Darüber hinaus bietet PartsMastery Sekundärbearbeitungsdienstleistungen aus einer Hand an, darunter Galvanisierung, Passivierung, Entgraten, Wärmebehandlung, Gewindeschneiden und Montage. Ob einfache Flachpressteile oder komplexe, mehrstufig geformte Bauteile – PartsMastery liefert Komplettlösungen vom Werkzeugentwurf über die Mustervalidierung bis hin zur Serienfertigung.
8. Zusammenfassung
Ob sich das Stanzverfahren mit Folgeverbundwerkzeugen für Ihr Bauteil eignet, wird anhand von vier aufeinanderfolgenden Prüfkriterien entschieden: Stückzahl und Konstruktionsstabilität, Kompatibilität der Bandgeometrie, Auswirkungen von Werkstoffen und Toleranzen auf das Werkzeug sowie die Verfügbarkeit eines kostengünstigeren Validierungsverfahrens. Wenn alle vier Kriterien erfüllt sind, bietet das Stanzverfahren mit Folgeverbundwerkzeugen Stückkosten, die im Serienmaßstab kaum zu unterbieten sind. Wenn auch nur einer dieser Punkte nicht erfüllt ist, bietet ein anderer Fertigungsweg fast immer einen besseren Gesamtnutzen.
Wenn Ihr Bauteil geeignet erscheint, legen Sie die Zeichnung einem Stanzlieferanten vor, bevor die Konstruktion weiterentwickelt wird. Der richtige Zeitpunkt ist, solange Änderungen an der Geometrie noch kostengünstig sind – nicht erst, nachdem der Werkzeugstahl bereits geschnitten wurde. Durch eine systematische Auswahlbewertung und Überprüfung des Bandlayouts können Ingenieure das optimale Gleichgewicht zwischen Leistung und Kosten finden und Produkte entwickeln, die sowohl hochwertig als auch wirtschaftlich wettbewerbsfähig sind.
Häufig gestellte Fragen
Ab welchem Jahresvolumen lohnt sich das Stanzen mit Folgewerkzeugen?
Eine jährliche Nachfrage im sechsstelligen Bereich bei einem mehrjährigen Programm ist der übliche Ausgangspunkt, doch die Komplexität der Teile und das Material bestimmen die Schwelle. Bitten Sie den Lieferanten, die Gesamtkosten – bestehend aus den über die Programmlaufzeit abgeschriebenen Werkzeugkosten zuzüglich der Kosten pro Teil – mit einer werkzeuglosen Fertigungsweise zu vergleichen. Dieser Vergleich liefert eine zuverlässigere Antwort auf die Frage als jede feste Zahl.
Wovon hängen die Kosten für eine Folgeform ab?
Die Anzahl der Stationen ist der wichtigste Faktor; mehr Arbeitsschritte bedeuten eine längere, komplexere Matrize mit strengeren Anforderungen an den Träger.

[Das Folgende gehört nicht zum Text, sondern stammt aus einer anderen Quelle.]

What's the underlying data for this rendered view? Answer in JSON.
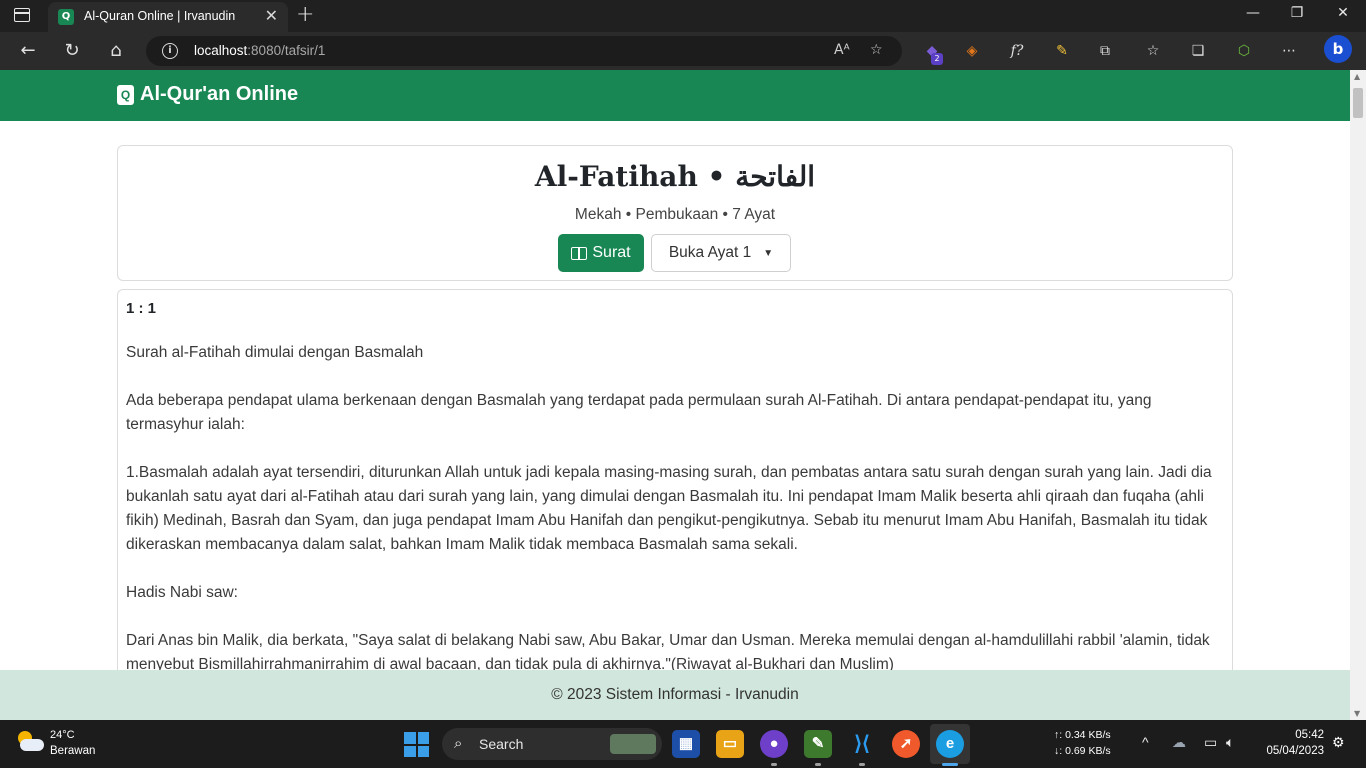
{
  "browser": {
    "tab_title": "Al-Quran Online | Irvanudin",
    "url_host": "localhost",
    "url_rest": ":8080/tafsir/1",
    "extension_badge": "2"
  },
  "site": {
    "brand": "Al-Qur'an Online",
    "brand_color": "#198754"
  },
  "surah": {
    "title": "Al-Fatihah • الفاتحة",
    "meta": "Mekah • Pembukaan • 7 Ayat",
    "surat_button": "Surat",
    "ayat_dropdown": "Buka Ayat 1"
  },
  "tafsir": {
    "ayat_ref": "1 : 1",
    "paragraphs": [
      "Surah al-Fatihah dimulai dengan Basmalah",
      "Ada beberapa pendapat ulama berkenaan dengan Basmalah yang terdapat pada permulaan surah Al-Fatihah. Di antara pendapat-pendapat itu, yang termasyhur ialah:",
      "1.Basmalah adalah ayat tersendiri, diturunkan Allah untuk jadi kepala masing-masing surah, dan pembatas antara satu surah dengan surah yang lain. Jadi dia bukanlah satu ayat dari al-Fatihah atau dari surah yang lain, yang dimulai dengan Basmalah itu. Ini pendapat Imam Malik beserta ahli qiraah dan fuqaha (ahli fikih) Medinah, Basrah dan Syam, dan juga pendapat Imam Abu Hanifah dan pengikut-pengikutnya. Sebab itu menurut Imam Abu Hanifah, Basmalah itu tidak dikeraskan membacanya dalam salat, bahkan Imam Malik tidak membaca Basmalah sama sekali.",
      "Hadis Nabi saw:",
      "Dari Anas bin Malik, dia berkata, \"Saya salat di belakang Nabi saw, Abu Bakar, Umar dan Usman. Mereka memulai dengan al-hamdulillahi rabbil 'alamin, tidak menyebut Bismillahirrahmanirrahim di awal bacaan, dan tidak pula di akhirnya.\"(Riwayat al-Bukhari dan Muslim)"
    ]
  },
  "footer": {
    "text": "© 2023 Sistem Informasi - Irvanudin"
  },
  "taskbar": {
    "temperature": "24°C",
    "weather": "Berawan",
    "search_label": "Search",
    "net_up": "↑: 0.34 KB/s",
    "net_down": "↓: 0.69 KB/s",
    "time": "05:42",
    "date": "05/04/2023"
  }
}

Enge Toleranzen, härtere Werkstoffe und die geforderte Lebensdauer der Matrize tragen ebenfalls dazu bei. Daher ist es das Bandlayout und nicht die Bauteilgröße, nach dem sich ein Lieferant bei der Preisgestaltung tatsächlich richtet.
Wie lange dauert die Herstellung einer Folgeform?

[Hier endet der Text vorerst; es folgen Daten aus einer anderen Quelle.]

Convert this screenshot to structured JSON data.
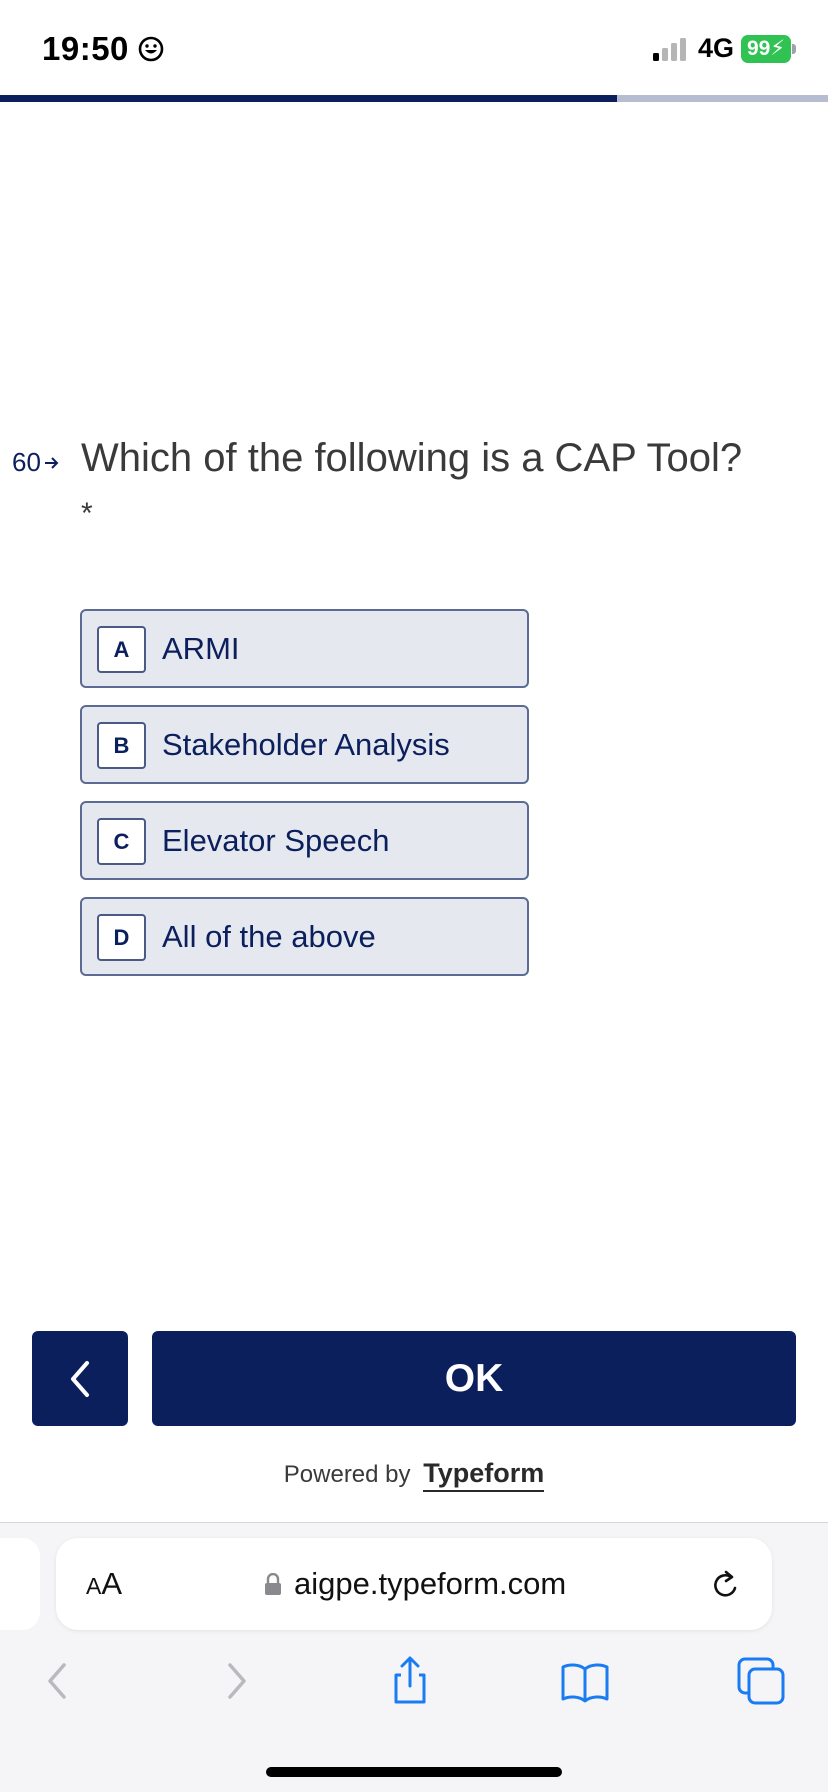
{
  "status_bar": {
    "time": "19:50",
    "network": "4G",
    "battery": "99"
  },
  "progress": {
    "percent": 74.5,
    "fill_color": "#0b1f5c",
    "track_color": "#b7bdd0"
  },
  "question": {
    "number": "60",
    "title": "Which of the following is a CAP Tool?",
    "required_mark": "*"
  },
  "options": [
    {
      "key": "A",
      "label": "ARMI"
    },
    {
      "key": "B",
      "label": "Stakeholder Analysis"
    },
    {
      "key": "C",
      "label": "Elevator Speech"
    },
    {
      "key": "D",
      "label": "All of the above"
    }
  ],
  "navigation": {
    "back_icon": "chevron-left-icon",
    "ok_label": "OK"
  },
  "footer": {
    "powered_by": "Powered by",
    "brand": "Typeform"
  },
  "browser": {
    "text_size_label": "AA",
    "url": "aigpe.typeform.com",
    "icons": [
      "back-icon",
      "forward-icon",
      "share-icon",
      "bookmarks-icon",
      "tabs-icon",
      "reload-icon",
      "lock-icon"
    ]
  },
  "colors": {
    "brand_navy": "#0b1f5c",
    "option_bg": "#e6e8ef",
    "battery_green": "#30c253"
  }
}
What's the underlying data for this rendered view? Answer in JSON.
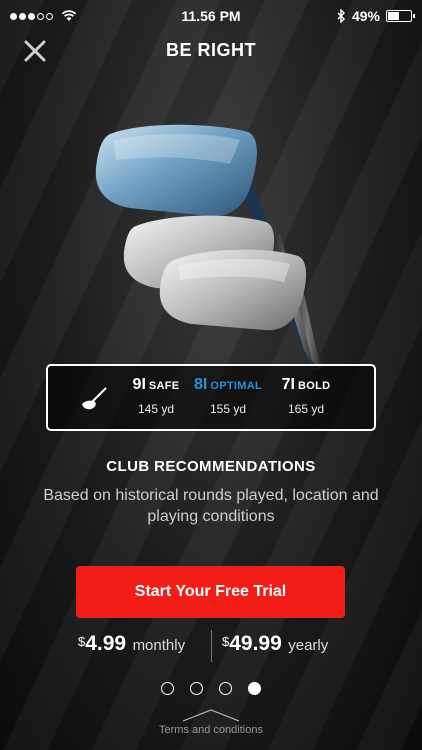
{
  "status_bar": {
    "time": "11.56 PM",
    "battery_text": "49%",
    "icons": [
      "signal-dots-icon",
      "wifi-icon",
      "bluetooth-icon",
      "battery-icon"
    ]
  },
  "header": {
    "title": "BE RIGHT",
    "close_icon": "close-icon"
  },
  "hero": {
    "icon": "golf-irons-image"
  },
  "recommendations": {
    "icon": "golf-club-icon",
    "options": [
      {
        "club": "9I",
        "tag": "SAFE",
        "distance": "145 yd"
      },
      {
        "club": "8I",
        "tag": "OPTIMAL",
        "distance": "155 yd"
      },
      {
        "club": "7I",
        "tag": "BOLD",
        "distance": "165 yd"
      }
    ],
    "optimal_color": "#2b8fd6"
  },
  "feature": {
    "heading": "CLUB RECOMMENDATIONS",
    "description": "Based on historical rounds played, location and playing conditions"
  },
  "cta": {
    "label": "Start Your Free Trial",
    "color": "#f21d16"
  },
  "pricing": {
    "monthly": {
      "currency": "$",
      "amount": "4.99",
      "period": "monthly"
    },
    "yearly": {
      "currency": "$",
      "amount": "49.99",
      "period": "yearly"
    }
  },
  "pager": {
    "count": 4,
    "active_index": 3
  },
  "footer": {
    "terms_label": "Terms and conditions",
    "terms_icon": "chevron-up-icon"
  }
}
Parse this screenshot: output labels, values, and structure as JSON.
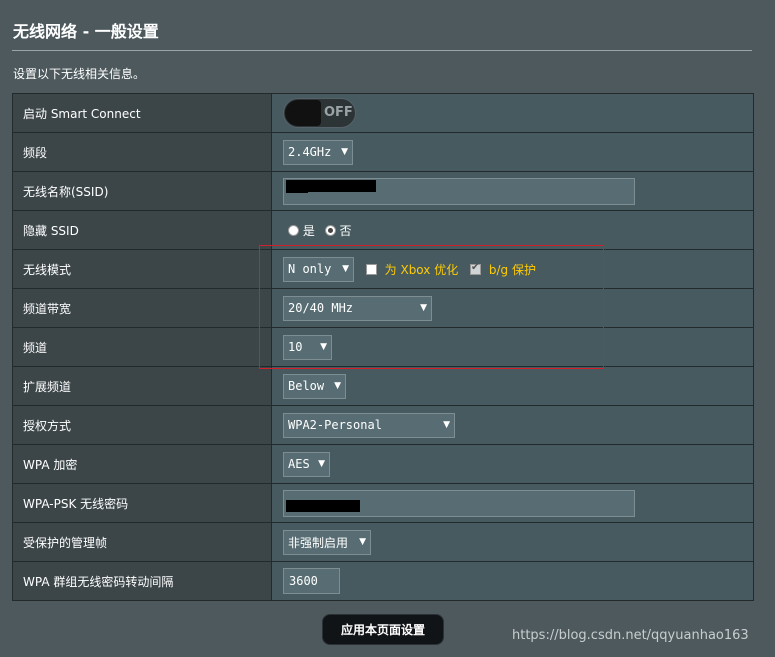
{
  "page": {
    "title": "无线网络 - 一般设置",
    "description": "设置以下无线相关信息。"
  },
  "rows": {
    "smart_connect": {
      "label": "启动 Smart Connect",
      "toggle_text": "OFF"
    },
    "band": {
      "label": "频段",
      "value": "2.4GHz"
    },
    "ssid": {
      "label": "无线名称(SSID)"
    },
    "hide_ssid": {
      "label": "隐藏 SSID",
      "yes": "是",
      "no": "否",
      "selected": "no"
    },
    "wireless_mode": {
      "label": "无线模式",
      "value": "N only",
      "xbox_label": "为 Xbox 优化",
      "xbox_checked": false,
      "bg_label": "b/g 保护",
      "bg_checked": true
    },
    "channel_bandwidth": {
      "label": "频道带宽",
      "value": "20/40 MHz"
    },
    "channel": {
      "label": "频道",
      "value": "10"
    },
    "extension_channel": {
      "label": "扩展频道",
      "value": "Below"
    },
    "auth_method": {
      "label": "授权方式",
      "value": "WPA2-Personal"
    },
    "wpa_encryption": {
      "label": "WPA 加密",
      "value": "AES"
    },
    "wpa_psk": {
      "label": "WPA-PSK 无线密码"
    },
    "pmf": {
      "label": "受保护的管理帧",
      "value": "非强制启用"
    },
    "group_key": {
      "label": "WPA 群组无线密码转动间隔",
      "value": "3600"
    }
  },
  "actions": {
    "apply_label": "应用本页面设置"
  },
  "watermark": "https://blog.csdn.net/qqyuanhao163",
  "colors": {
    "background": "#4d595d",
    "highlight": "#d0202a",
    "option_label": "#ffcc00"
  },
  "icons": {
    "dropdown": "chevron-down-icon"
  }
}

Die Vorlaufzeit hängt von der Anzahl der Stationen und der Komplexität ab und beträgt in der Regel mehrere Wochen bis zu einigen Monaten. Der Metallstanzdienst von PartsMastery bietet bei Folgewerkzeugen Vorlaufzeiten ab etwa 20 Tagen an, einschließlich der Matrize für schnellere Projekte. Fragen Sie frühzeitig nach dem Bandlayout; dieses bestimmt den realistischen Zeitplan.
Welche Wartungsarbeiten sind bei einem Folgeverbundwerkzeug während seiner Lebensdauer erforderlich?

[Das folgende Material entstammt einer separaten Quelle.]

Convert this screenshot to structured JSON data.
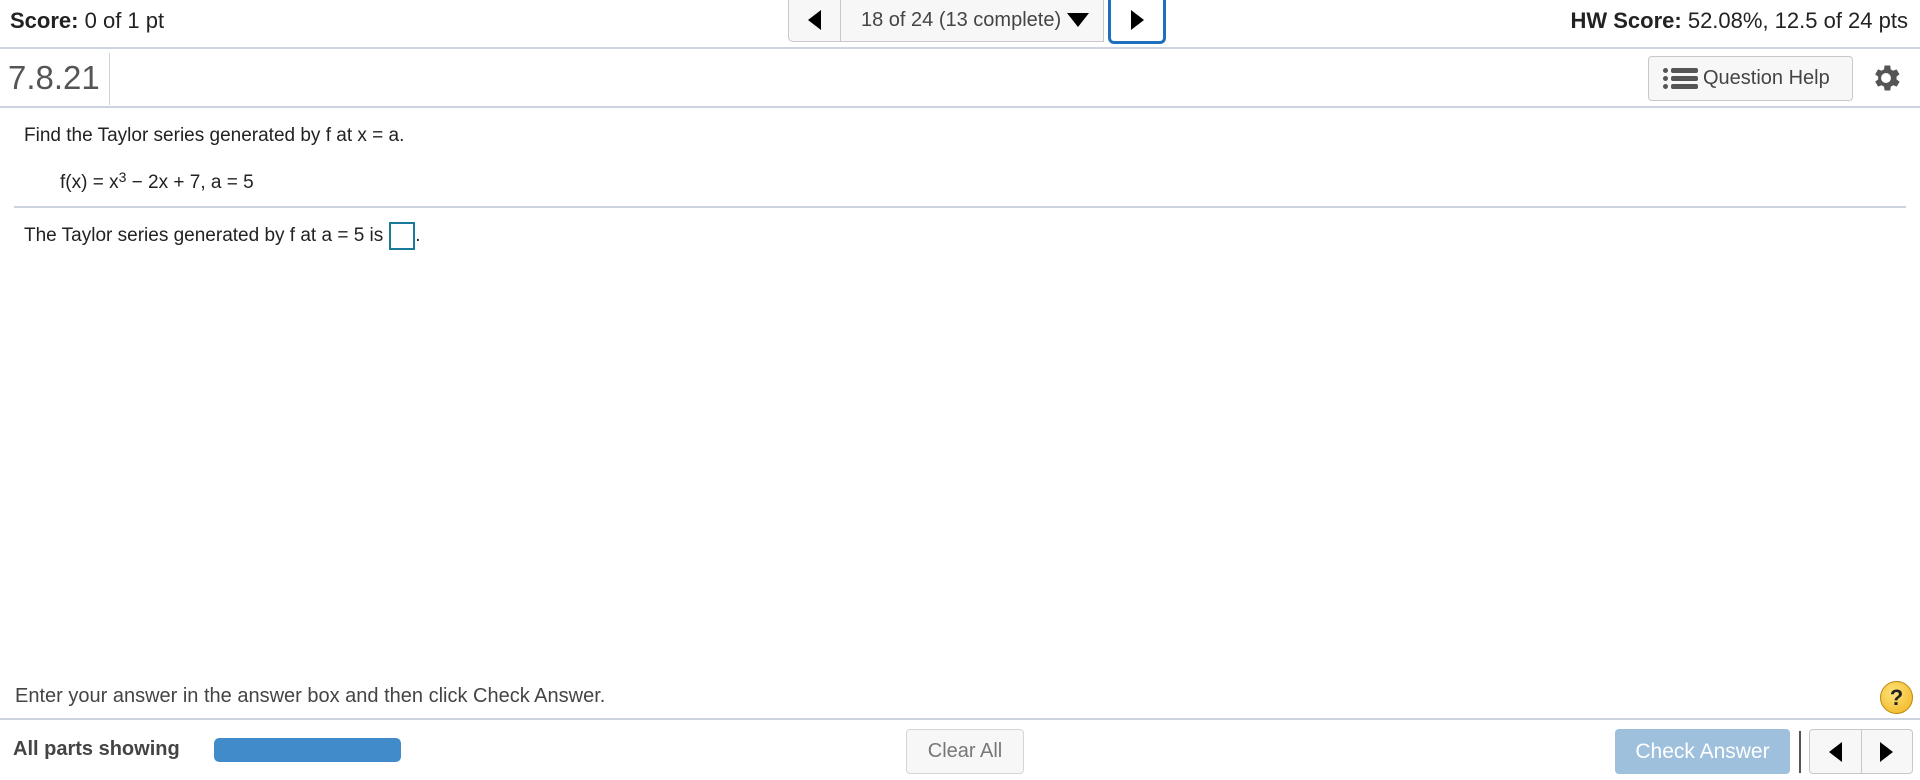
{
  "topbar": {
    "score_label": "Score:",
    "score_value": "0 of 1 pt",
    "navigator": {
      "prev_icon": "triangle-left-icon",
      "selected": "18 of 24 (13 complete)",
      "dropdown_icon": "caret-down-icon",
      "next_icon": "triangle-right-icon"
    },
    "hw_score_label": "HW Score:",
    "hw_score_value": "52.08%, 12.5 of 24 pts"
  },
  "question_header": {
    "number": "7.8.21",
    "help_button": {
      "icon": "list-icon",
      "label": "Question Help"
    },
    "settings_icon": "gear-icon"
  },
  "question": {
    "prompt": "Find the Taylor series generated by f at x = a.",
    "formula_prefix": "f(x) = x",
    "formula_exponent": "3",
    "formula_suffix": " − 2x + 7, a = 5",
    "answer_prefix": "The Taylor series generated by f at a = 5 is",
    "answer_value": "",
    "answer_suffix": "."
  },
  "footer": {
    "instructions": "Enter your answer in the answer box and then click Check Answer.",
    "help_icon": "question-mark-icon",
    "help_symbol": "?",
    "parts_label": "All parts showing",
    "parts_progress_percent": 100,
    "clear_all_label": "Clear All",
    "check_answer_label": "Check Answer",
    "prev_icon": "triangle-left-icon",
    "next_icon": "triangle-right-icon"
  },
  "colors": {
    "accent_blue": "#1f6fbf",
    "progress_blue": "#428bca",
    "check_answer_disabled": "#9ec0dd",
    "answer_box_border": "#1a7a9a",
    "divider": "#cdd3df",
    "help_yellow": "#f0b21a"
  }
}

Schneidkanten nutzen sich ab und müssen geschliffen werden; durch den Verschleiß ändern sich im Laufe der Zeit die Grate und es kommt zu Maßabweichungen. Planen Sie regelmäßige Wartungsarbeiten ein und überwachen Sie kritische Maße zwischen den Produktionsläufen. Eine Matrize, die planmäßig gewartet wird, hält die Toleranzen weitaus länger ein als eine, die erst dann beachtet wird, wenn ein Problem auftritt.